Who can become a head hunter?

There isn’t any licensing necessary in order to become a recruiter or a head hunter, therefore it’s possible that anyone can become one. There is competition between less-credible recruiters and reputable ones with large pools of potential candidates and clients. They will most likely operate in a similar way, for example, targeting potential clients through LinkedIn, and unsolicited emails or calls.

What does the job entail?

In order to be a successful head-hunter, having good research skills is a must as you need to understand what the client is looking for and find the right client for the job.

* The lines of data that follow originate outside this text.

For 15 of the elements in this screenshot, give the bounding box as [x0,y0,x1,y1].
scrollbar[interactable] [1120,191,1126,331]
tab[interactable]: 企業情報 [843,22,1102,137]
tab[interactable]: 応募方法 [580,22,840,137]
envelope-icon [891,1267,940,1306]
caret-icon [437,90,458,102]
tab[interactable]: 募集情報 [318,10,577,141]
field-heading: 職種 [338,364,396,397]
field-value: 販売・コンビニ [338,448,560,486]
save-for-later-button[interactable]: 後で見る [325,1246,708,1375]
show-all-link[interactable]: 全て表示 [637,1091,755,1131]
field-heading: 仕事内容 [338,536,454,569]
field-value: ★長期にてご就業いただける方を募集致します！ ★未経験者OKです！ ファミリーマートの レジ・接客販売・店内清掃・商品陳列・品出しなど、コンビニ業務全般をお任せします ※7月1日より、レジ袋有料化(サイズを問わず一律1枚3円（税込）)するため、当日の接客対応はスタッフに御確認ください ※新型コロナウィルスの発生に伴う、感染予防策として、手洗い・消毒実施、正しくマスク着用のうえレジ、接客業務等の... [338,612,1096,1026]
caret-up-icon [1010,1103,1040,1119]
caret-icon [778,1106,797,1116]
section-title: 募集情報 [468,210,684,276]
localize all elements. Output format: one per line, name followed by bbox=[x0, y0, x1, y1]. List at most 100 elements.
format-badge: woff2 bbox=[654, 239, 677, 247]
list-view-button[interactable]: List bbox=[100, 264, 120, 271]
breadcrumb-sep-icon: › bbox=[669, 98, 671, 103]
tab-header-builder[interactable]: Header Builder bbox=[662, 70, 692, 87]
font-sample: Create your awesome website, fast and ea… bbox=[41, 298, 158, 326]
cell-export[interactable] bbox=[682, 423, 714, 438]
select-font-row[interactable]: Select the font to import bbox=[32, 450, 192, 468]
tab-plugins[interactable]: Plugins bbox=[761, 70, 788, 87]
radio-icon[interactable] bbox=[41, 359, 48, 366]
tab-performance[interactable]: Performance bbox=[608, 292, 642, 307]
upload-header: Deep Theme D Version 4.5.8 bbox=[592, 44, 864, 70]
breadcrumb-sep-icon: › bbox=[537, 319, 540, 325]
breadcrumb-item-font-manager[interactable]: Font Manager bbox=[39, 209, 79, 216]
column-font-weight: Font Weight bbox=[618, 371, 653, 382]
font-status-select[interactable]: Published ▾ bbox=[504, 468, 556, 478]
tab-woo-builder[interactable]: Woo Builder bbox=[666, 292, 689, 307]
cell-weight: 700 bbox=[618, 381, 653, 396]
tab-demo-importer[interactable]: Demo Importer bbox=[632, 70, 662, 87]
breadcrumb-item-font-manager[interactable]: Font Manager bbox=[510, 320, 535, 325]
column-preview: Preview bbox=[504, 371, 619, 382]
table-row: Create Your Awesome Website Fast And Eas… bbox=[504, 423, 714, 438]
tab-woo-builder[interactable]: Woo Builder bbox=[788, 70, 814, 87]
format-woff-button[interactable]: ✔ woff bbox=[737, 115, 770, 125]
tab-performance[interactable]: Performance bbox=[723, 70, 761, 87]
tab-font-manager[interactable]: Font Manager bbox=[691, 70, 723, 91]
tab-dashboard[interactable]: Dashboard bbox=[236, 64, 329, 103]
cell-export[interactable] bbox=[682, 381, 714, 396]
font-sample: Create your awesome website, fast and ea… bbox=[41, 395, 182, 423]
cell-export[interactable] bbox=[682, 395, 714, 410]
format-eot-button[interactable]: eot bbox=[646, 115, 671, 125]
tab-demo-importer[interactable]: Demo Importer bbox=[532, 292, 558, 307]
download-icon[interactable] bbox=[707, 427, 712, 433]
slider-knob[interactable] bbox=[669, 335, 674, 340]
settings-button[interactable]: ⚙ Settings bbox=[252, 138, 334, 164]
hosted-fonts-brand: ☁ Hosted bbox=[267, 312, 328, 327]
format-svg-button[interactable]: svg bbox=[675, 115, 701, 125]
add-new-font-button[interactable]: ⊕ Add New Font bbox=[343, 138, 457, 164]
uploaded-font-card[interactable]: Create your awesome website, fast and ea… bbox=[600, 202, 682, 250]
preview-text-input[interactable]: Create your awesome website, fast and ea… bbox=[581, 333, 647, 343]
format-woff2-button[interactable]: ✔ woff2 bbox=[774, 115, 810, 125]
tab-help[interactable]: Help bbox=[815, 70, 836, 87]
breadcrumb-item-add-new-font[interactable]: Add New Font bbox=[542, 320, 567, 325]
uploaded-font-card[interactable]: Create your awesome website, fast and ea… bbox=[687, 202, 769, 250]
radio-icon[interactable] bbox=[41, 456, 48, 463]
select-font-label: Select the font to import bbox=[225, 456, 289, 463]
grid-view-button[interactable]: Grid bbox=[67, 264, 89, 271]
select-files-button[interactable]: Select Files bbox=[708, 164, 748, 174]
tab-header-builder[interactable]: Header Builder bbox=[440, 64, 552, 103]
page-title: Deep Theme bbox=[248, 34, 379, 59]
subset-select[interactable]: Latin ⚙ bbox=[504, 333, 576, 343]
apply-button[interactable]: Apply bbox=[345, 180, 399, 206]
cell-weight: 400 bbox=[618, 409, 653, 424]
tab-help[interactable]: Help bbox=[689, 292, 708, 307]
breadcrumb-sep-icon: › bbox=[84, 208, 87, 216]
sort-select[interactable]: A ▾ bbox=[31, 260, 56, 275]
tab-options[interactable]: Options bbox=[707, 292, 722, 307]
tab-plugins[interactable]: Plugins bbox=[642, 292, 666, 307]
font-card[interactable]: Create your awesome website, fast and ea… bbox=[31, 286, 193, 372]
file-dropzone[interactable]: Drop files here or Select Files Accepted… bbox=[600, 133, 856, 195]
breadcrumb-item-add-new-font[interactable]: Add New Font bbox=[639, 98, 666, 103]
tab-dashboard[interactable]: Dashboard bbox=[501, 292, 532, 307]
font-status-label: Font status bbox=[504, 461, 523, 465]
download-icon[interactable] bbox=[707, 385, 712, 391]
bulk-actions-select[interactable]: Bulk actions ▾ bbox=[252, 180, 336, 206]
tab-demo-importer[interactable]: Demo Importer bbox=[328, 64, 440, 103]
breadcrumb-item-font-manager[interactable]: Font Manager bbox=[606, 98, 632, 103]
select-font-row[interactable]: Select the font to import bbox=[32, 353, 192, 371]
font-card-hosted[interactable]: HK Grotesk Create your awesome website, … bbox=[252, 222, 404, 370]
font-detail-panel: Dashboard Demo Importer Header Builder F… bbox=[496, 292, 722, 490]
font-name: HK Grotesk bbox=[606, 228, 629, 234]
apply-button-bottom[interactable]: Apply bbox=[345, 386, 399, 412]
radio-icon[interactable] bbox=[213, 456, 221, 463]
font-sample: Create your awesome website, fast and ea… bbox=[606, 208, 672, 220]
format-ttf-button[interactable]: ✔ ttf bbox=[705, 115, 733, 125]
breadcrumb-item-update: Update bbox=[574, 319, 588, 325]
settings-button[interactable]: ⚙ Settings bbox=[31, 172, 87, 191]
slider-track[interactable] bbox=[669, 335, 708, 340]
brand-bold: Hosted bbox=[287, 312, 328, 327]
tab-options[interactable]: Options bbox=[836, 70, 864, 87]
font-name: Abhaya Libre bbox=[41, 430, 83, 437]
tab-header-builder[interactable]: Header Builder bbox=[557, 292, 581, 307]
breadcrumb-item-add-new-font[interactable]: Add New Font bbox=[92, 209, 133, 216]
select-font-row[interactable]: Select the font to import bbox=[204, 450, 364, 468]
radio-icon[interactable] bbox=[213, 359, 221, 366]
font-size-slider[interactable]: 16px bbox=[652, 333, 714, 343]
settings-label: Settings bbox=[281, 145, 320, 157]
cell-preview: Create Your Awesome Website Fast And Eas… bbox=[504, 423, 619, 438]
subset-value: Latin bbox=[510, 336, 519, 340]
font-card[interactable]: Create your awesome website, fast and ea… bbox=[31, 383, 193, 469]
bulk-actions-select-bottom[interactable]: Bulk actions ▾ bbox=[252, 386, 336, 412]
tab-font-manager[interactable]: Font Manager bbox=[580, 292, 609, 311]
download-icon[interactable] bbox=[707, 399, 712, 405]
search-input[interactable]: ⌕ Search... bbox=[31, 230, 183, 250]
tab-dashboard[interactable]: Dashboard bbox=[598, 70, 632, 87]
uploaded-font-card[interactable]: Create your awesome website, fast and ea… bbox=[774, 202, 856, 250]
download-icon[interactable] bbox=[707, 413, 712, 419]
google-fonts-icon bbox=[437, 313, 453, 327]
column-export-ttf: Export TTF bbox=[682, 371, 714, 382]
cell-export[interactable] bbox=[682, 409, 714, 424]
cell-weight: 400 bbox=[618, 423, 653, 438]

You will be communicating with clients and whoever you think may fit the role, negotiating fees and salaries between the client and the potential candidate and then interviewing the most promising ones. You may be dealing with temporary or permanent job roles at all levels and in a number of sectors. The majority of head hunters are employed by job agencies and work 9-6, Monday to Friday. Often, individuals start off by working in a certain industry and once they are familiar with the ins and outs of it, they become head hunters for that sector. They can then scour for talent using a pre-existing collection of contacts. The job will mainly be desk-based but travel may be necessary in order to find the best match for the client. For this reason, some jobs will ask that you have a driving licence.

How are head hunters paid?

Head hunters only make money when they successfully place a candidate in a job. They are usually retained by a company to find the right candidates for certain roles, but they can also work independently on a contingency basis, where they don’t get paid unless their candidate is hired. The standard fee is between 20 and 30 percent of the successful candidate’s first year salary.